La iniciativa del Banco Central para implementar un sistema de pagos instantáneos e interoperable inspirado en el modelo brasileño representa un nuevo paso en la reestructuración del sistema de pagos nacional. Detrás de la narrativa oficial de «eficiencia, transparencia e inclusión digital», la medida promueve una bancarización compulsiva que beneficia prioritariamente a los grandes actores del sistema bancario y a los conglomerados de tecnología financiera.
En un contexto signado por la recesión económica, la contracción del consumo masivo y la pérdida persistente del poder adquisitivo de los salarios, la canalización obligatoria de las transacciones hacia los circuitos digitales no resuelve los problemas estructurales de las familias trabajadoras. Por el contrario, somete la economía informal y de subsistencia —estrategia histórica de los sectores populares golpeados por el desempleo— a un monitoreo fiscal y bancario que habilita el cobro de comisiones e intermediaciones por parte del sector financiero concentrado.

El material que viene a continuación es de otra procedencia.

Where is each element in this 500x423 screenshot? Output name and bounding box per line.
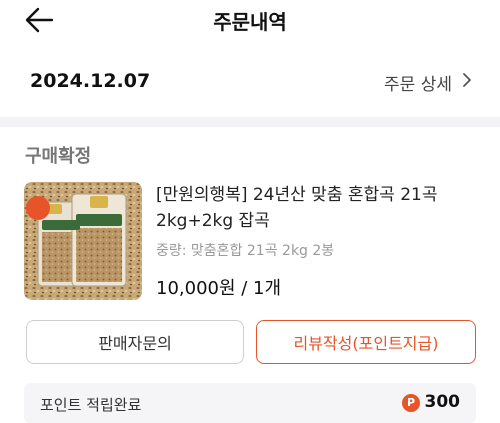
write-review-button[interactable]: 리뷰작성(포인트지급)	[256, 320, 476, 364]
header: 주문내역	[0, 0, 500, 40]
order-detail-link[interactable]: 주문 상세	[384, 70, 472, 95]
chevron-right-icon	[462, 72, 472, 93]
seller-inquiry-button[interactable]: 판매자문의	[26, 320, 244, 364]
section-divider	[0, 117, 500, 127]
points-label: 포인트 적립완료	[40, 396, 142, 414]
product-option: 중량: 맞춤혼합 21곡 2kg 2봉	[156, 243, 335, 259]
product-price: 10,000원 / 1개	[156, 278, 282, 299]
order-date: 2024.12.07	[30, 70, 151, 92]
points-banner: 포인트 적립완료 P 300	[24, 383, 476, 423]
points-value: 300	[424, 392, 461, 412]
product-name-line2: 2kg+2kg 잡곡	[156, 211, 270, 231]
product-name[interactable]: [만원의행복] 24년산 맞춤 혼합곡 21곡 2kg+2kg 잡곡	[156, 182, 486, 234]
product-thumbnail[interactable]	[24, 182, 142, 300]
order-date-row: 2024.12.07 주문 상세	[0, 64, 500, 104]
order-status: 구매확정	[25, 146, 92, 167]
point-coin-icon: P	[402, 394, 420, 412]
order-detail-label: 주문 상세	[384, 75, 452, 95]
page-title: 주문내역	[213, 10, 287, 34]
product-name-line1: [만원의행복] 24년산 맞춤 혼합곡 21곡	[156, 185, 438, 205]
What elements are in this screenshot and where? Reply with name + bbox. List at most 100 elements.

El proyecto devela la jerarquización de prioridades de la política económica actual. En lugar de orientar el crédito y la infraestructura monetaria hacia el fomento de la producción nacional, las pequeñas y medianas empresas o la generación de empleo genuino, el Estado opera como facilitador del negocio especulativo. La digitalización del dinero, despojada de una estrategia de desarrollo e independencia económica, transforma cada transacción cotidiana en un activo rentable para plataformas privadas y fondos de inversión internacionales.
La experiencia histórica demuestra que la verdadera inclusión no emana de la imposición de tecnologías de pago ni de la subordinación del trabajo al capital bancario. La construcción de una soberanía monetaria efectiva exige poner la política de crédito y los recursos del sistema financiero al servicio de la producción, la distribución equitativa de la riqueza y el bienestar de las mayorías populares.